Intermittent raptor-main TEST-UNEXPECTED-FAIL: no raptor test results were found for raptor-tp6-paypal-firefox
Categories
(Testing :: Raptor, defect, P5)
Tracking
(Not tracked)
People
(Reporter: intermittent-bug-filer, Unassigned)
References
Details
(Keywords: intermittent-failure, regression, Whiteboard: [retriggered][stockwell unknown])
#[markdown(off)]
Filed by: ncsoregi [at] mozilla.com
https://treeherder.mozilla.org/logviewer.html#?job_id=226819019&repo=autoland
05:03:50 INFO - Adding profile profile_raptor-tp6-tumblr-firefox/raptor-tp6-tumblr-firefox_pagecycle_2.profile to archive /Users/cltbld/tasks/task_1549544222/build/blobber_upload_dir/profile_raptor-tp6-tumblr-firefox.zip
05:03:55 INFO - Adding profile profile_raptor-tp6-tumblr-firefox/raptor-tp6-tumblr-firefox_pagecycle_3.profile to archive /Users/cltbld/tasks/task_1549544222/build/blobber_upload_dir/profile_raptor-tp6-tumblr-firefox.zip
05:03:56 INFO - raptor-main cleaning up after gecko profiling
05:03:56 INFO - results-handler summarizing raptor test results
05:03:56 INFO - raptor-output ignoring the first dcf value due to initial pageload noise
05:03:56 INFO - raptor-output ignoring the first fcp value due to initial pageload noise
05:03:56 INFO - raptor-output turning on subtest alerting for measurement type: fcp
05:03:56 INFO - raptor-output ignoring the first fnbpaint value due to initial pageload noise
05:03:56 INFO - raptor-output ignoring the first ttfi value due to initial pageload noise
05:03:56 INFO - raptor-output ignoring the first loadtime value due to initial pageload noise
05:03:56 INFO - raptor-output turning on subtest alerting for measurement type: loadtime
05:03:56 INFO - raptor-output gecko profiling enabled - not posting results for perfherder
05:03:56 INFO - raptor-output results can also be found locally at: /Users/cltbld/tasks/task_1549544222/build/raptor.json
05:03:56 INFO - raptor-control-server shutting down control server
05:03:56 INFO - raptor-main finished
05:03:56 INFO - raptor-main TEST-UNEXPECTED-FAIL: test 'raptor-tp6-paypal-firefox' timed out loading test page: https://www.paypal.com/myaccount/summary/
05:03:57 ERROR - Return code: 1
05:03:57 WARNING - setting return code to 1
Updated•6 years ago
|
Comment 1•6 years ago
|
||
Comment hidden (Intermittent Failures Robot) |
Comment 3•6 years ago
|
||
Based on retriggers this showed up with bug Bug 1445739. Looking in mercurial I found that this was last changed/added with 1518519.

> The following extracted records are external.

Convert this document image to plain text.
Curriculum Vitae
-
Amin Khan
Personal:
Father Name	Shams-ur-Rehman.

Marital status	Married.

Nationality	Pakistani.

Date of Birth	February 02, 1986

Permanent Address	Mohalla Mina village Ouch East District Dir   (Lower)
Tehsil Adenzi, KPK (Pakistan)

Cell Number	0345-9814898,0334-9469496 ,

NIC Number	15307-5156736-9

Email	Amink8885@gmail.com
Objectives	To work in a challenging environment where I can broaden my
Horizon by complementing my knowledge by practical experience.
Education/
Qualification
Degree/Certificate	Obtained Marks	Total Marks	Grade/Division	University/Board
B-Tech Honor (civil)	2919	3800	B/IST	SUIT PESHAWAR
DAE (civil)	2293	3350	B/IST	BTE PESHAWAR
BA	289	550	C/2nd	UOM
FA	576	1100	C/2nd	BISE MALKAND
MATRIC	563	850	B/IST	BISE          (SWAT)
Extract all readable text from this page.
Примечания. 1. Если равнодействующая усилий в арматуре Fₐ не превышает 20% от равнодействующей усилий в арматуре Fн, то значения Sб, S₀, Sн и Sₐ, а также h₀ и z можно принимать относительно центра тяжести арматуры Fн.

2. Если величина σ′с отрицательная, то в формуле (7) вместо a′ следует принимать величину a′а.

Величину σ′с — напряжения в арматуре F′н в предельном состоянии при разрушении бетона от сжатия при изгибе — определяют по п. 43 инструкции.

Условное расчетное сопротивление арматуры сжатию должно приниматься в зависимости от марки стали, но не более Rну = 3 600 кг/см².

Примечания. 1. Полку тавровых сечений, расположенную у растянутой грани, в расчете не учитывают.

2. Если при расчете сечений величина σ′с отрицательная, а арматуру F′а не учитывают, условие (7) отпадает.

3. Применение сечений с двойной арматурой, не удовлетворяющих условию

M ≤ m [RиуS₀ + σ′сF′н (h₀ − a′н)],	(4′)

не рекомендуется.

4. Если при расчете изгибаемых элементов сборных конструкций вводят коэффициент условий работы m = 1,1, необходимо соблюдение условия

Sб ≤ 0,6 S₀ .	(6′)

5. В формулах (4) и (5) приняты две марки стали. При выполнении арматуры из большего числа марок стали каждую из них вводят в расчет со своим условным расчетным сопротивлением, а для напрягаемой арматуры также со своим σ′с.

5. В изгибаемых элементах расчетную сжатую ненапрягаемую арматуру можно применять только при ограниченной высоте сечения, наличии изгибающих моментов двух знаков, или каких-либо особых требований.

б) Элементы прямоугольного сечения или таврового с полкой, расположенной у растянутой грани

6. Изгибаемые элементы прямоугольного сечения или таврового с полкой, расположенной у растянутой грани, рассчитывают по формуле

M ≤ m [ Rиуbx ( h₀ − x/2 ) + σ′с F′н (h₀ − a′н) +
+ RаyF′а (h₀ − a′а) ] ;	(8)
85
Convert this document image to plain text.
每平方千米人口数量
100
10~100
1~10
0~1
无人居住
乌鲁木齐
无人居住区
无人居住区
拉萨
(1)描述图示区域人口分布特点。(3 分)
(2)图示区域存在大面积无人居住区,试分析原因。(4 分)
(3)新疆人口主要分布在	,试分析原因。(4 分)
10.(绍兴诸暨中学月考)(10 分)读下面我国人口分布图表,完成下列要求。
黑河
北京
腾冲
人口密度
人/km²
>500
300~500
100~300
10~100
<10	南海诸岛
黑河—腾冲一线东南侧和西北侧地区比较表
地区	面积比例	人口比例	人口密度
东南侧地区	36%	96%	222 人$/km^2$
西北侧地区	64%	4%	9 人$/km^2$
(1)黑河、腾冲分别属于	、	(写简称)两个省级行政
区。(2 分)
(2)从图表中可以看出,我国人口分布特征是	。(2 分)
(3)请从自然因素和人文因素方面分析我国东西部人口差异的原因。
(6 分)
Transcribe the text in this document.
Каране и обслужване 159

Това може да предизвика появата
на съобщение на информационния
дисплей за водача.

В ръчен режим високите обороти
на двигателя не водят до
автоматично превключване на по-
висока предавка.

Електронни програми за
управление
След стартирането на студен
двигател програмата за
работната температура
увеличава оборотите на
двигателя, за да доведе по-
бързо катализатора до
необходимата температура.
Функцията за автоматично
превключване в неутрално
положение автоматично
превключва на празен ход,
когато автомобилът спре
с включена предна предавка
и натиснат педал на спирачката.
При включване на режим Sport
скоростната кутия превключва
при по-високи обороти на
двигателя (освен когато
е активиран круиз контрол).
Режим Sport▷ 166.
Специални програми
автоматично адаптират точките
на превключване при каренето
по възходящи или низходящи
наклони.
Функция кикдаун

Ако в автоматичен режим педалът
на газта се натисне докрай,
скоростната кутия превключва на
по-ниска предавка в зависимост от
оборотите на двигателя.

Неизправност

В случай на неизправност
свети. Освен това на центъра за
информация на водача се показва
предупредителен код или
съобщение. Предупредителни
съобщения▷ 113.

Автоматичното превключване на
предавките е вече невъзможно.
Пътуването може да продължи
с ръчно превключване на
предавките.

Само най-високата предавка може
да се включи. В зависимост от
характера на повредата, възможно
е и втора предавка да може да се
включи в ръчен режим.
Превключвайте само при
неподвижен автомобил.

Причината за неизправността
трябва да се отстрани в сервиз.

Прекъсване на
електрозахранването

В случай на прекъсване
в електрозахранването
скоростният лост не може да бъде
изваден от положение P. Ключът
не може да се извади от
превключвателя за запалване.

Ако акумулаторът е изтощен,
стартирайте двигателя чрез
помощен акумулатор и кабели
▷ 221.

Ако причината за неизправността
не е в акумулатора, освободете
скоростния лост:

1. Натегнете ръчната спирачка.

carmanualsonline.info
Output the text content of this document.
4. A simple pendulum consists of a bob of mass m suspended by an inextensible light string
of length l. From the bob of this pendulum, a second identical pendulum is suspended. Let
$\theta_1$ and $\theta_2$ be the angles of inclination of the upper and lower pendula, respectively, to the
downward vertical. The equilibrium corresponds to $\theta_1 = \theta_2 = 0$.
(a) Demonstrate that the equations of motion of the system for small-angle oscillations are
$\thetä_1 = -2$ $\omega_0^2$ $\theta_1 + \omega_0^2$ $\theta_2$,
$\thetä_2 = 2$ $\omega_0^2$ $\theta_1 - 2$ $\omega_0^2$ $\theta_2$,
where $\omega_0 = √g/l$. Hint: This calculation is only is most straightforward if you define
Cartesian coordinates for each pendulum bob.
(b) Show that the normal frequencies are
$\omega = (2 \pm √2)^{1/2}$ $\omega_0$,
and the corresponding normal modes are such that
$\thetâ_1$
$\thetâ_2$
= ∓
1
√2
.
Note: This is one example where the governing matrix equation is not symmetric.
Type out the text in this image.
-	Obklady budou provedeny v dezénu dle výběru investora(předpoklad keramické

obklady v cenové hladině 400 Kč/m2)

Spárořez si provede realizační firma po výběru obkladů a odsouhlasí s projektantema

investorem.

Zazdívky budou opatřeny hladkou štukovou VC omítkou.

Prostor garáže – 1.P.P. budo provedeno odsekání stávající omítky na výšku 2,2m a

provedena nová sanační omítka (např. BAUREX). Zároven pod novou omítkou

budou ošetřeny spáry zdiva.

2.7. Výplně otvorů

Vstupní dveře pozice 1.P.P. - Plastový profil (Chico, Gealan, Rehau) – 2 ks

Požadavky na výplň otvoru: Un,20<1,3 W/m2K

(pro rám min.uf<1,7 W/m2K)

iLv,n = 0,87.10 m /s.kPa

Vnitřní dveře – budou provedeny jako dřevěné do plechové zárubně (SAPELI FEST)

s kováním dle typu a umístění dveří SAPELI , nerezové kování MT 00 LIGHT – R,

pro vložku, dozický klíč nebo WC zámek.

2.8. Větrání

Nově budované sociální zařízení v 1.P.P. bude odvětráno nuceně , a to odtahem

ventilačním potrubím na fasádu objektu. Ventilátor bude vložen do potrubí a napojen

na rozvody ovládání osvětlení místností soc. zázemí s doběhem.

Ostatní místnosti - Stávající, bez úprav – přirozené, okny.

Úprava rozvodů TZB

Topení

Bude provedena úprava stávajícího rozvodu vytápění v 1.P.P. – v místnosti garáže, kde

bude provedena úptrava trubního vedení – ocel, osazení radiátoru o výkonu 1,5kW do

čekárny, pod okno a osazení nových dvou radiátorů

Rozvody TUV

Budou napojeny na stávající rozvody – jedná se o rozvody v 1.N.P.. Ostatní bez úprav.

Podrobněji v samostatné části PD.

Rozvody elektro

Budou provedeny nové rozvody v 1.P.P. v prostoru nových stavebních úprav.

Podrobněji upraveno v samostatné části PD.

Gijs, Florin can you please take a look?
Comment 4•6 years ago
|
||
I suspect this is similar to bug 1526086, and Firefox hangs at shutdown trying to create the startup cache, and that's why we don't get raptor results. (raptor doesn't restart Firefox between test iterations, so the end of the run is the first run with that profile) Either that or Firefox does shut down successfully but the writing of the raptor data doesn't happen as quickly as we expect, or something.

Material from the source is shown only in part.